Dia menyilangkan tangannya lalu berbalik ke arah pintu dan berkata, "Zac, Tugasmu!."
Akhirnya "bos" ini keluar dan masuklah seorang laki-laki yang sangat kukenal. Sejujurnya aku agak sedih dia keluar. Dia bagaikan oase di tengah padang gurunku saat ini. Aku menunduk sampai kudengar langkah kaki berdiri di depanku. Aku mendongakkan wajahku.

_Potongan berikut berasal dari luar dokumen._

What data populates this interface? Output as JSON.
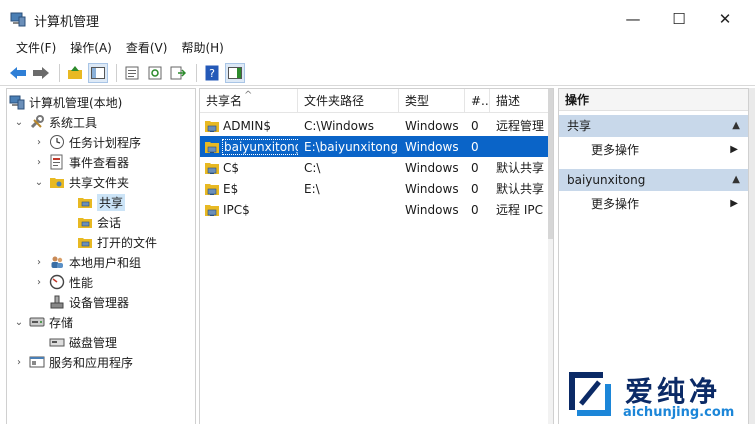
{
  "window": {
    "title": "计算机管理",
    "controls": {
      "minimize": "—",
      "maximize": "☐",
      "close": "✕"
    }
  },
  "menu": [
    "文件(F)",
    "操作(A)",
    "查看(V)",
    "帮助(H)"
  ],
  "tree": [
    {
      "label": "计算机管理(本地)",
      "arrow": "",
      "icon": "computer-management-icon",
      "level": 0
    },
    {
      "label": "系统工具",
      "arrow": "⌄",
      "icon": "tools-icon",
      "level": 1
    },
    {
      "label": "任务计划程序",
      "arrow": "›",
      "icon": "clock-icon",
      "level": 2
    },
    {
      "label": "事件查看器",
      "arrow": "›",
      "icon": "event-viewer-icon",
      "level": 2
    },
    {
      "label": "共享文件夹",
      "arrow": "⌄",
      "icon": "shared-folder-icon",
      "level": 2
    },
    {
      "label": "共享",
      "arrow": "",
      "icon": "share-icon",
      "level": 3,
      "selected": true
    },
    {
      "label": "会话",
      "arrow": "",
      "icon": "share-icon",
      "level": 3
    },
    {
      "label": "打开的文件",
      "arrow": "",
      "icon": "share-icon",
      "level": 3
    },
    {
      "label": "本地用户和组",
      "arrow": "›",
      "icon": "users-icon",
      "level": 2
    },
    {
      "label": "性能",
      "arrow": "›",
      "icon": "performance-icon",
      "level": 2
    },
    {
      "label": "设备管理器",
      "arrow": "",
      "icon": "device-manager-icon",
      "level": 2
    },
    {
      "label": "存储",
      "arrow": "⌄",
      "icon": "storage-icon",
      "level": 1
    },
    {
      "label": "磁盘管理",
      "arrow": "",
      "icon": "disk-icon",
      "level": 2
    },
    {
      "label": "服务和应用程序",
      "arrow": "›",
      "icon": "services-icon",
      "level": 1
    }
  ],
  "list": {
    "sort_indicator": "^",
    "columns": [
      "共享名",
      "文件夹路径",
      "类型",
      "#..",
      "描述"
    ],
    "rows": [
      {
        "name": "ADMIN$",
        "path": "C:\\Windows",
        "type": "Windows",
        "count": "0",
        "desc": "远程管理"
      },
      {
        "name": "baiyunxitong",
        "path": "E:\\baiyunxitong",
        "type": "Windows",
        "count": "0",
        "desc": "",
        "selected": true
      },
      {
        "name": "C$",
        "path": "C:\\",
        "type": "Windows",
        "count": "0",
        "desc": "默认共享"
      },
      {
        "name": "E$",
        "path": "E:\\",
        "type": "Windows",
        "count": "0",
        "desc": "默认共享"
      },
      {
        "name": "IPC$",
        "path": "",
        "type": "Windows",
        "count": "0",
        "desc": "远程 IPC"
      }
    ]
  },
  "actions": {
    "title": "操作",
    "groups": [
      {
        "label": "共享",
        "more": "更多操作"
      },
      {
        "label": "baiyunxitong",
        "more": "更多操作"
      }
    ]
  },
  "watermark": {
    "text": "爱纯净",
    "url": "aichunjing.com"
  },
  "colors": {
    "selection": "#0a64c8",
    "tree_selection": "#cce4f7",
    "action_header": "#c8d8ea"
  }
}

"Alex!" Tatapku tak percaya. Aku memastikan itu benar-benar dia. Aku melirik pergelangan tangan kanannya. Kulihat ada tatto burung elang di tangannya. Itu benar-benar dia. Aku kembali teringat 12 tahun lalu tempatku bermain besama Alex. Memori itu datang bersamanya.
"Anna.. Anna..."
Dua orang anak laki-laki dan perempuan berlarian kesana kemari di padang rumput kering kerontang. Ditengah ketidaksuburan, mereka bisa tertawa bahagia. Rumput-rumput bergoyang mengikuti gerak mereka. Namun lambat laun senyum memudar dari mulut mereka dan mata mereka mulai diliputi kengerian.
Dari jauh dua orang perempuan paruh baya mendatangi mereka. Kedua anak ini membeku dan segera bergandengan tangan. Ya kedua anak ini adalah aku dan Alex. Laki-laki yang ada di depanku sekarang.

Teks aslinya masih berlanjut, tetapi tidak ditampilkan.